プロ野球の開催で先行した台湾では、当初は無観客試合からスタート、そして今はソーシャルディスタンスを確保するため入場制限をしての観客試合となっています。使用できない座席にはその旨の表示がされ、ニュースでの映像で見る限り数席にひとりくらい割合しか入れていないように感じました。
ドイツも今週末からサーカーリーグを無観客で再開しました。プロスポーツは興業収入という観点で見たときには、リアルな入場料金だけでなくテレビ等での放映料もあります。一方でコストは選手の年棒が大半と見られ、これは固定費ですから、売上を多少でも確保するため、無観客もしくは入場者を大幅に絞って再開という選択肢があるのでしょう。
いっぽうで、各種のライブや公演については、一部を除いては観客の入場料が収入のすべてになりますから、仮に席数を半分にするのであれば料金は倍に、1/3にするのであれば3倍にしないと採算が取れないということになります。プロスポーツと異なり、イベントプロモーターが主催することが多い音楽公演などでは、出演者のギャラや施設使用料などほぼすべてが変動費ですから、チケットを2倍、3倍の価格で売ることができなければ、その分はすべて赤字になりますので、イベントを企画開催すること自体が難しいということになります。日頃からチケットにプレミアがつくような一部の人気アーティストでしか成立しないのではないでしょうか。
仮に出演者が自ら企画して、自らの収入を大幅に減らすことで公演としての利益をトントンにすることができるのであれば、もしかしたら成り立つかもしれません。これもまた、そんなことができるのは高い出演料をもらえていた一部のアーティストだけでしょう。

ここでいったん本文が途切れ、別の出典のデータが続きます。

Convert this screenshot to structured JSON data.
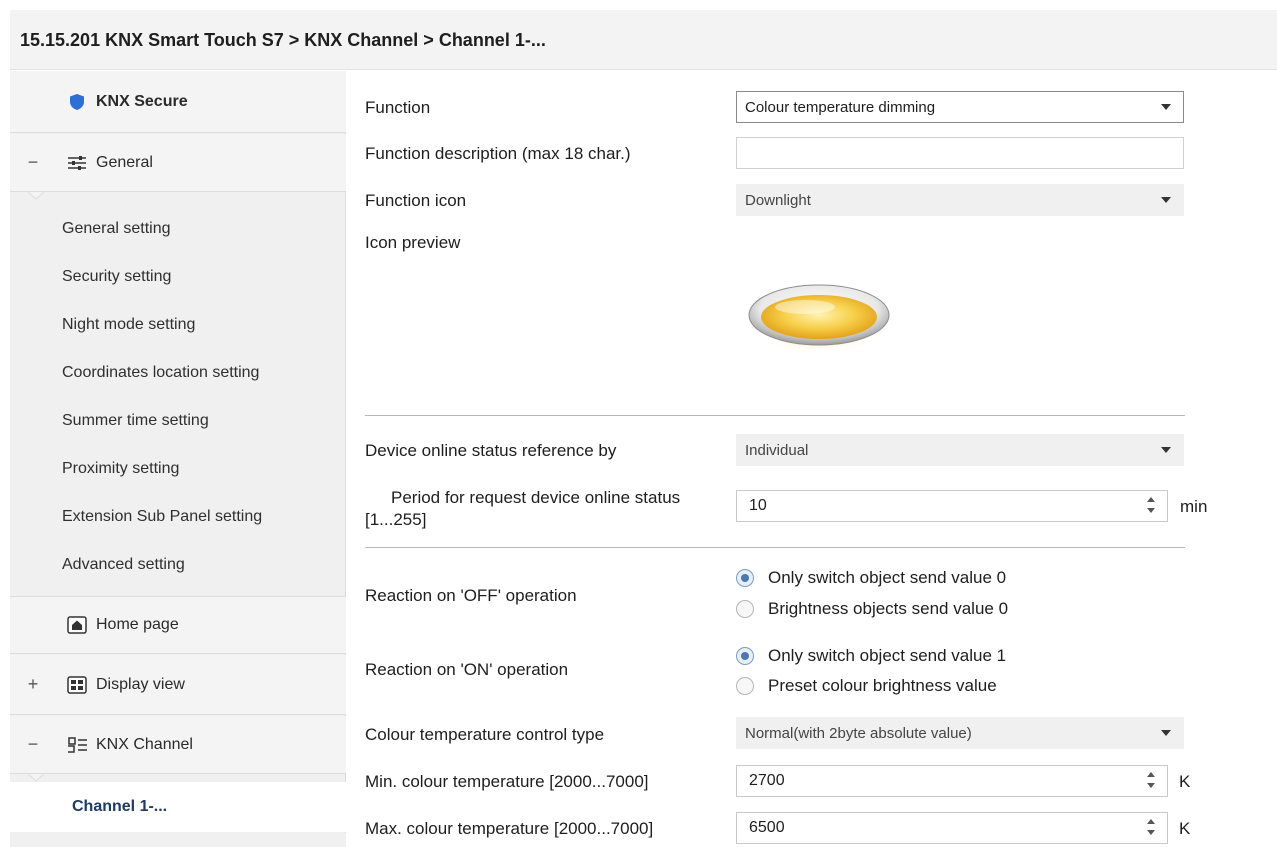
{
  "breadcrumb": "15.15.201 KNX Smart Touch S7 > KNX Channel  > Channel 1-...",
  "sidebar": {
    "secure": "KNX Secure",
    "general": {
      "toggle": "−",
      "label": "General"
    },
    "general_items": [
      "General setting",
      "Security setting",
      "Night mode setting",
      "Coordinates location setting",
      "Summer time setting",
      "Proximity setting",
      "Extension Sub Panel setting",
      "Advanced setting"
    ],
    "home": "Home page",
    "display": {
      "toggle": "+",
      "label": "Display view"
    },
    "channel_group": {
      "toggle": "−",
      "label": "KNX Channel"
    },
    "channel_item": "Channel 1-..."
  },
  "form": {
    "function": {
      "label": "Function",
      "value": "Colour temperature dimming"
    },
    "description": {
      "label": "Function description (max 18 char.)",
      "value": ""
    },
    "icon": {
      "label": "Function icon",
      "value": "Downlight"
    },
    "preview": {
      "label": "Icon preview"
    },
    "online_ref": {
      "label": "Device online status reference by",
      "value": "Individual"
    },
    "period": {
      "label_line1": "Period for request device online status",
      "label_line2": "[1...255]",
      "value": "10",
      "unit": "min"
    },
    "off_reaction": {
      "label": "Reaction on 'OFF' operation",
      "options": [
        "Only switch object send value 0",
        "Brightness objects send value 0"
      ],
      "selected": 0
    },
    "on_reaction": {
      "label": "Reaction on 'ON' operation",
      "options": [
        "Only switch object send value 1",
        "Preset colour brightness value"
      ],
      "selected": 0
    },
    "ct_type": {
      "label": "Colour temperature control type",
      "value": "Normal(with 2byte absolute value)"
    },
    "min_ct": {
      "label": "Min. colour temperature [2000...7000]",
      "value": "2700",
      "unit": "K"
    },
    "max_ct": {
      "label": "Max. colour temperature [2000...7000]",
      "value": "6500",
      "unit": "K"
    }
  },
  "colors": {
    "accent": "#1f3b60",
    "shield": "#2e6fd6",
    "lamp": "#f5c242",
    "sidebar_bg": "#f0f0f0"
  }
}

一番厳しいのは芸能、芸術の世界でしょう。知り合いの能のシテの方によれば、すでに夏までの公演はすべて中止を決定、その後についても、ソーシャルディスタンスを確保しようとするならば、赤字覚悟かチケットを倍以上にしなれければ成り立たない、しかしそれではチケットを買ってもらえないだろう、とのことでした。
チケット価格をそのままもしくは多少の値上げに抑えるためには、有料のオンライン配信というのを企画、販売していく方向にならざるを得ないのかもしれません。またライブ配信である必要はなく、映像や音声のコンテンツとして販売でもいいでしょう。課題は、ライブであることのプレミア感(臨場感、一体感)がないコンテンツにどれだけのニーズがあるかということでしょうか。
でもまずはやってみないとわからないですよね。実際、すでに多くの落語家が有料オンライン配信を始められていて、これを楽しんでいるかたもそこそこいらっしゃるようです。
ソーシャルディスタンスが作りだす世界では、外食も交通機関も、そしてライブ・公演も、リアルな時間と空間に対するサービスはプレミアム化するということ、そしてオンラインやバーチャル空間でのサービス化が加速するということなのだと考えられます。